On the lure of lighting design
“The thing about lighting is it’s very much recognized as a part of the modern world. You know, it’s got electricity [and] people are more likely to be forgiving in terms of newness and in terms of materials. …On top of that it’s driven by a very fast rate of innovation in terms of technologies that you can use to create light. Bulbs are changing, their temperature is changing, the size is changing, the quality of light is changing. It’s all driven by government legislation and by technology. So it’s a really exciting field right now. There’s so much more shape and kind of mood possibilities than ever existed before and people are inventing new stuff all the time.

I’m pretty atypical of a lot designers in having a really, really close relationship to how things are made, and where they’re made. Again, most designers are designing for a company where if they’re lucky they can see a factory, but that’s everyday. Trying to work out what I can make, at what price, in what way on this machine or that machine. It’s very much where I started and very much where I’m at now, but just on a different scale and different distance. I know how to make things. I spent ten years very grubby [as a welder] making stuff. I don’t have a factory. I run around the world looking for factories, and also trying to work out whether I can make things in the U.K. I do still have a welding machine and am doing some experiments where we are trying to figure out how a designer can be an industry as well.”

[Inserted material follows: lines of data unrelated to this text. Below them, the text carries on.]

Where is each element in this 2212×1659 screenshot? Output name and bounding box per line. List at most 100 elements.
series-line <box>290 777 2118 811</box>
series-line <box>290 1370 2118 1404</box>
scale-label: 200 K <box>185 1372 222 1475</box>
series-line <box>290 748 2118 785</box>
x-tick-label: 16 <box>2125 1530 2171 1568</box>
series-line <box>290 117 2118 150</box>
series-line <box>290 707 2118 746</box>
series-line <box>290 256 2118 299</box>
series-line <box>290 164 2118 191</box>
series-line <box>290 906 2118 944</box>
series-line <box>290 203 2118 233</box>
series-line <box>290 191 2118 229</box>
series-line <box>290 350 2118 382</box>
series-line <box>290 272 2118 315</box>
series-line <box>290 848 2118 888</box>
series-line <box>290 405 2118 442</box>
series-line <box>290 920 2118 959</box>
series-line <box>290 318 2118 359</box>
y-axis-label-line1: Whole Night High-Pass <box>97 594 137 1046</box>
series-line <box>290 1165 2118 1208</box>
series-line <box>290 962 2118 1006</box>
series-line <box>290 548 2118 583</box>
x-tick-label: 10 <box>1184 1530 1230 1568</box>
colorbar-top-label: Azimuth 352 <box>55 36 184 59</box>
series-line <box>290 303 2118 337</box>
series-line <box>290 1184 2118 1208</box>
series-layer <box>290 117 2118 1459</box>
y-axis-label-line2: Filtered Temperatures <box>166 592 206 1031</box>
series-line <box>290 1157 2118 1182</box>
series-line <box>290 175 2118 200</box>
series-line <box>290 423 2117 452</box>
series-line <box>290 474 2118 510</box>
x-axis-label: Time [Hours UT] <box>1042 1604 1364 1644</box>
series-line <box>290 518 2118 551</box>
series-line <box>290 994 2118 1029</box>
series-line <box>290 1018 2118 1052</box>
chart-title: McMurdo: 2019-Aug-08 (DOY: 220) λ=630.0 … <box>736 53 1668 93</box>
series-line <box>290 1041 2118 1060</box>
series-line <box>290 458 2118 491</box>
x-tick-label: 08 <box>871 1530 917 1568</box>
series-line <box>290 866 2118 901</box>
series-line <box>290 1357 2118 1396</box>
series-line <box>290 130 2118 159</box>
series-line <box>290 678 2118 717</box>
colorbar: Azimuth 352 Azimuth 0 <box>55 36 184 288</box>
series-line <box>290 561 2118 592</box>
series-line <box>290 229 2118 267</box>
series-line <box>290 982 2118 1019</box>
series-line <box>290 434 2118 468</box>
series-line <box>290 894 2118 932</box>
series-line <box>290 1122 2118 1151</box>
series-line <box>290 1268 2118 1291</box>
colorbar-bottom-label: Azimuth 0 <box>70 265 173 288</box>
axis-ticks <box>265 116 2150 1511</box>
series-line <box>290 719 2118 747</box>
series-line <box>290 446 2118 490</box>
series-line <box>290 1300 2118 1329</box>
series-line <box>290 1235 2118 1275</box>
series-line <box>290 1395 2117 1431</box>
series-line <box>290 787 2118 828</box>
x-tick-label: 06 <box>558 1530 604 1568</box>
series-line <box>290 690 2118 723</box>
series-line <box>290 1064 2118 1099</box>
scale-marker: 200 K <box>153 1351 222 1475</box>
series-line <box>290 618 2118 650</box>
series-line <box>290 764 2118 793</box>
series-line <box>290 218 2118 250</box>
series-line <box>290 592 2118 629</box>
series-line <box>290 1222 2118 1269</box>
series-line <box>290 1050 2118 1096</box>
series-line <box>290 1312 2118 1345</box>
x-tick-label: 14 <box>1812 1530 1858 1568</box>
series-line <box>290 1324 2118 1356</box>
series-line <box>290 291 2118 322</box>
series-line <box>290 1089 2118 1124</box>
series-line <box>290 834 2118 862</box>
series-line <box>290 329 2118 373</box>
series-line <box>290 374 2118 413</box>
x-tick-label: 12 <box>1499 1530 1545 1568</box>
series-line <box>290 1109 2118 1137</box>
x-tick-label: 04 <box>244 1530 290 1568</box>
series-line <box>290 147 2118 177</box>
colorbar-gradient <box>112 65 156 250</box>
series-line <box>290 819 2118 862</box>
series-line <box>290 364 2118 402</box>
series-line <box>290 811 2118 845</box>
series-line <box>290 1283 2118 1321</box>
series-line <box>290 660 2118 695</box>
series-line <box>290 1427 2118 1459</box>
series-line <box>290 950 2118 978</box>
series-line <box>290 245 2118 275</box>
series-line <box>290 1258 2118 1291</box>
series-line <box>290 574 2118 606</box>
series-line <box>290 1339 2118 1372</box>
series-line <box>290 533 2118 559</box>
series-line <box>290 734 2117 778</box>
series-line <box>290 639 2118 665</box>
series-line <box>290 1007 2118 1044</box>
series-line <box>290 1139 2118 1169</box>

On potential Seattle partnerships
“I already work with somebody in Seattle that adapts our lighting for the American market. [Who] is none of your business [coy smile]. I have to keep my sources a secret. It’s my uniqueness. I’m very keen on trying to work [with others], particularly if they are doing something unique. It is all about being as unique and different as possible…it’s a great time to be designer that’s interested in distribution and progress.

On his favorite materials
“Metal’s been good to me. There’s always really interesting possibilities in metals. I get obsessions about materials. At the moment, I’m interested a bit in textiles for the first time. The nice thing about being a designer is that there is opportunity to just dive into these completely unknown worlds and explore them a bit.”

On the benefits of designing restaurants and other commercial projects
“You very quickly understand the need of functionality and the durability requirements and the gaps that exist in people’s ranges [of products] when you do a restaurant or a hotel or a bar. (I’ve only ever done one private residence.) Each client is different. The Parisien one [the Eclectic Restaurant] was a particularly good client and very much wanting us to express ourselves and very expert in knowing what they needed…but not particularly wanting to get in the way, and that’s kind of a rare client. [Dixon has restaurant as well. The Dock Kitchen.] They were particularly open and very generous, and very specific about what they didn’t want. I usually come with a couple of different concepts. I had an idea about the Anglo-French [connection]—there’s always been quite a lot of tension between the two countries—and I thought it would be quite amusing, a British invasion of Paris.”

On undertaking his new book
“I really didn’t want to do a book at all. But there’s this phenomenon of people writing about you without your permission. So they can just take your press releases and pictures that exist from other sources and cobble together something which is very ugly, and probably inaccurate. So that happened a couple of times and I thought that it might be time to put some stuff into order and it became a whole project in itself. So, it was very time-consuming and irritating, but it was also about trying to put information in bite-size, digestible pieces rather than trying to be too clever, and to catalog stuff in a chronological, rational way. It’s been a useful exercise, actually.”